From deleting their entire catalog and spontaneously retiring to burning 1 million Pound Sterling in cash just to get a rise out of people, Drummond and Cauty are the kind of eccentric artists that make you want to dive into their minds to figure out their motives, but when you discover there’s seemingly nothing behind what they’re doing, it just causes you to search deeper for meaning.
Using recorded interviews of the band along with archival footage, Atkins pieces together the broad strokes of their career, from their formation in 1987 under the name The Justified Ancients of Mu Mu to their post-KLF projects under the banner of The K Foundation.

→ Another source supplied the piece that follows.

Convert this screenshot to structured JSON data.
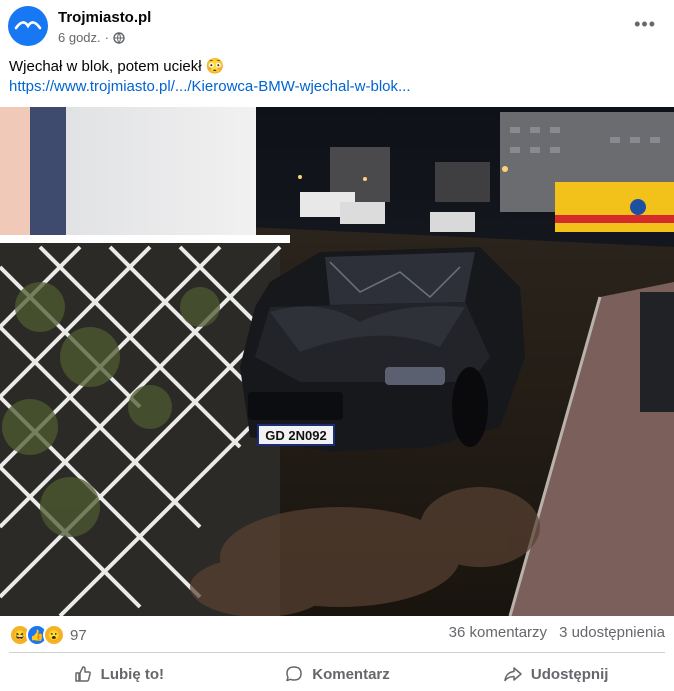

Told in a fast-paced, somewhat chaotic manner, similar to The KLF themselves, Atkins otherwise plays it safe with the narrative, laying out a timeline of events out in a linear fashion, simply highlighting each milestone in the band’s career and then exploring the cause of their departure from the industry, which happens to be neither revelatory nor particularly exciting.
What is exciting, however, is simply learning about this brilliant musical group and its impact on both the electronic music genre and its commentary on the industry as a whole. It’s rare to see a group so actively target the very industry that made them rich and somehow still achieve massive success.
While the film was presented in a way too conventional way, the draw of Who Killed the KLF? is simply learning the wild story about this group, which I suspect many Americans aren’t super familiar with. Fortunately, since this documentary was made, the band has begun releasing some of their more popular tracks on streaming platforms so that we can all listen and appreciate The KLF now, even if we missed them the first time around.